La mobilisation visait à attirer l’attention des autorités nationales et de la communauté internationale sur une situation sécuritaire jugée alarmante. Le président de la société civile locale, Samy Saa Kumi, a exprimé le ras-le-bol de la population, évoquant des massacres récurrents depuis plusieurs années sans réponse durable des pouvoirs publics. Selon lui, les populations de Beni, de Bapere et d’autres zones voisines doivent pouvoir retrouver la sécurité et vivre sans la peur permanente des attaques armées.

Cette manifestation intervient dans un contexte marqué par une recrudescence des violences dans l’est de la République démocratique du Congo. Le Baromètre sécuritaire du Kivu, élaboré par l’Institut de recherche Ebuteli, a recensé 226 incidents sécuritaires au mois de novembre 2025. Le rapport, rendu public le 18 décembre, fait état d’une hausse significative du nombre de civils tués, avec 289 morts contre 205 le mois précédent.

Le territoire de Lubero apparaît une nouvelle fois comme l’un des foyers majeurs de l’insécurité, en particulier le secteur de Bapere et la chefferie des Baswagha. D’après le même rapport, 121 civils, dont 22 femmes, y ont perdu la vie durant la période analysée.

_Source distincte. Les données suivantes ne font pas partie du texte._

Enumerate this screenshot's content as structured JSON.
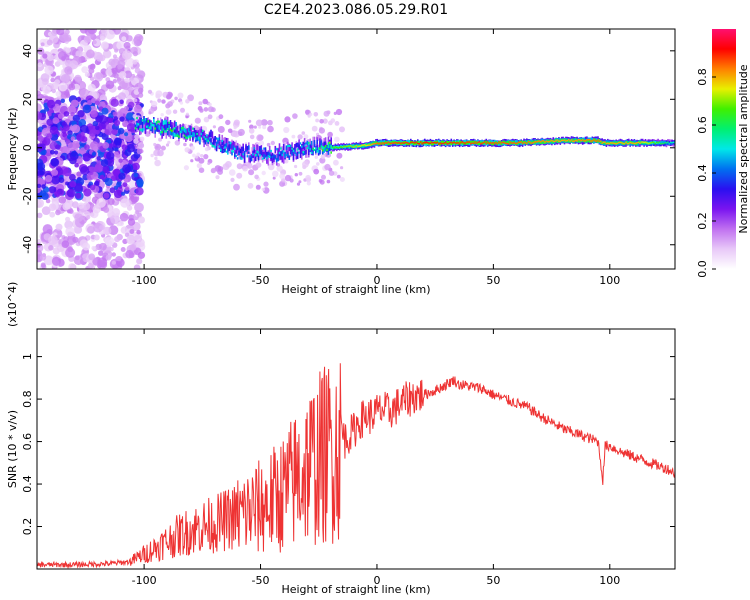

Peu visibles dans les médias, les ADF restent pourtant le groupe armé le plus meurtrier dans l’est du pays. Actifs aussi en Ituri, notamment dans les territoires de Mambasa et d’Irumu, ils mènent des attaques contre des positions de l’opération Shujaa, imposent des taxes illégales aux populations et multiplient les actions de terreur, aggravant une situation humanitaire déjà fragile.